Karnataka HC to look into legality of Section 144 order, directs state to consider applications for permission to protest

Protests in Bangalore
Protests in Bangalore

The Karnataka High Court today observed that it would look into the legality of the order passed by the state government under Section 144 of the Code of Criminal Procedure (CrPC), in the wake of state-wide protests against the Citizenship (Amendment) Act, 2019.

Before the High Court, the state government today agreed to allow fresh applications for permission to conduct protests. The police would then consider these applications and decide them within 3-4 days, Advocate General for Karnataka Prabhuling Navadgi submitted before Court today.

The Bench headed by Chief Justice Abhay S Oka was hearing petitions filed by Rajya Sabha Member of Parliament Rajeev Gowda, Member of the Karnataka Legislative Assembly, Sowmya Reddy, and others. The petitioners have prayed for quashing of the prohibitory orders passed under Section 144 CrPC by the state government on December 18. The prohibitory order was passed in the wake of protests across the state against the Citizenship (Amendment) Act, 2019.

Advocate General Navadgi responded to the queries posed by the Court earlier today. As regards the claim made in one petition that school students were being detained for protesting, the AG assured the Court that no such students were detained. The AG went on to say,

“We are not really against protestors. We are against the violence against public property and public safety. Certain other elements might infiltrate the protest.”
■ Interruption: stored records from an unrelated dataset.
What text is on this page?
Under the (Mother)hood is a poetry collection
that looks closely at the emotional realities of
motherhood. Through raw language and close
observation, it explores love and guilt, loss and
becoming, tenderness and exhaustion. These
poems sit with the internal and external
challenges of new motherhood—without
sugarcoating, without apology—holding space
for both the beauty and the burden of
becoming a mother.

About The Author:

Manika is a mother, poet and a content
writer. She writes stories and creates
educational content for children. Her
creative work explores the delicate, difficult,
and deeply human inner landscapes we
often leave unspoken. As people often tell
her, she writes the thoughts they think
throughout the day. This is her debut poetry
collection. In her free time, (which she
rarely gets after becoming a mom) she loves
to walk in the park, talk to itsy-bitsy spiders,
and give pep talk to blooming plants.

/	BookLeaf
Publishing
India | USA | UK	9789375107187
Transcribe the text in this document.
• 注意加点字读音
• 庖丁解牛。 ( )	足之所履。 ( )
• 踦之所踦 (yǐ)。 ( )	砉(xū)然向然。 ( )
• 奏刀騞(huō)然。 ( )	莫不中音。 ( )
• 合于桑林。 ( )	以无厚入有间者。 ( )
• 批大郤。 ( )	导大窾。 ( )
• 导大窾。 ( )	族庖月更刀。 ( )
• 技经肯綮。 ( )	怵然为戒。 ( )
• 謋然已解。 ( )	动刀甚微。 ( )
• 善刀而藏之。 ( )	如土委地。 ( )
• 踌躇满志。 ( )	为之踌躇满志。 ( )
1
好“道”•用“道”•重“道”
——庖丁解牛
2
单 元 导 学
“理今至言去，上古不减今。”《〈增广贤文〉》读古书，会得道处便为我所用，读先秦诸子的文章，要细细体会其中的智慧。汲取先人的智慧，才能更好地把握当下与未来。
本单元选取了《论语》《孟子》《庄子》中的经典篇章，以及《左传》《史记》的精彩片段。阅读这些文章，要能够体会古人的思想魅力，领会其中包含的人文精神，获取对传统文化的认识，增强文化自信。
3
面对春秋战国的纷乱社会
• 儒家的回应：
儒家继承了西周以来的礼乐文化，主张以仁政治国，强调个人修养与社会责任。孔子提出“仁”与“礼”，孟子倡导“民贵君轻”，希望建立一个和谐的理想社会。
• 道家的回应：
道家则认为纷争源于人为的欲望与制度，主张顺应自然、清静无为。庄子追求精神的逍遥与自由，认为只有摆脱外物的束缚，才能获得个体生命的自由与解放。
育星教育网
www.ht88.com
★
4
He further informed the Court that the order under Section 144 was issued after the Commissioner of Police went through intelligence reports.

In response, Justice Oka said,

“But you can always regulate it. We are concerned with the protection of liberties under the Constitution.”

Responding to Navadgi’s submission that Section 144 is a preventive measure, Justice Oka said,

“This preventive measure curtails the rights of people.”

The Chief Justice then proceeded to ask the AG if fresh applications for permission to protest would be considered. The AG responded in the affirmative, saying that fresh applications may be submitted, and that the police would decide the same within “3-4 days”.

On the basis of this submission, the Court directed the state to to consider fresh applications made for permission to protest in accordance with law. The same are to be decided within three days of application.

The Court made it clear that it was not looking into the nature of the protest, but was limiting its scrutiny to the legality of the Section 144 order. It prima facie found that the order does not contain formation of opinion, as required under Section 144(1) CrPC.

Addressing concerns that the prohibitory order - which expires tomorrow - may be extended, the Court stated that if such an order was passed, fresh application of mind and opinion would be required.

Earlier today, Chief Justice Abhay S Oka posed a volley of questions to Advocate General Prabhuling Navadgi, appearing for the state government.

Taking note of the fact that permissions were initially granted to protestors before the prohibitory orders were passed, Justice Oka asked,

“When permission for carrying out protests was given to certain organisations, then how can it be cancelled overnight?

Can a sweeping order under Section 144 cancel an already granted permission?”

During this morning’s hearing, AG Navadgi said that he needed time to take instructions from the government. The Court allowed the same, and had posted the matter for 4 PM.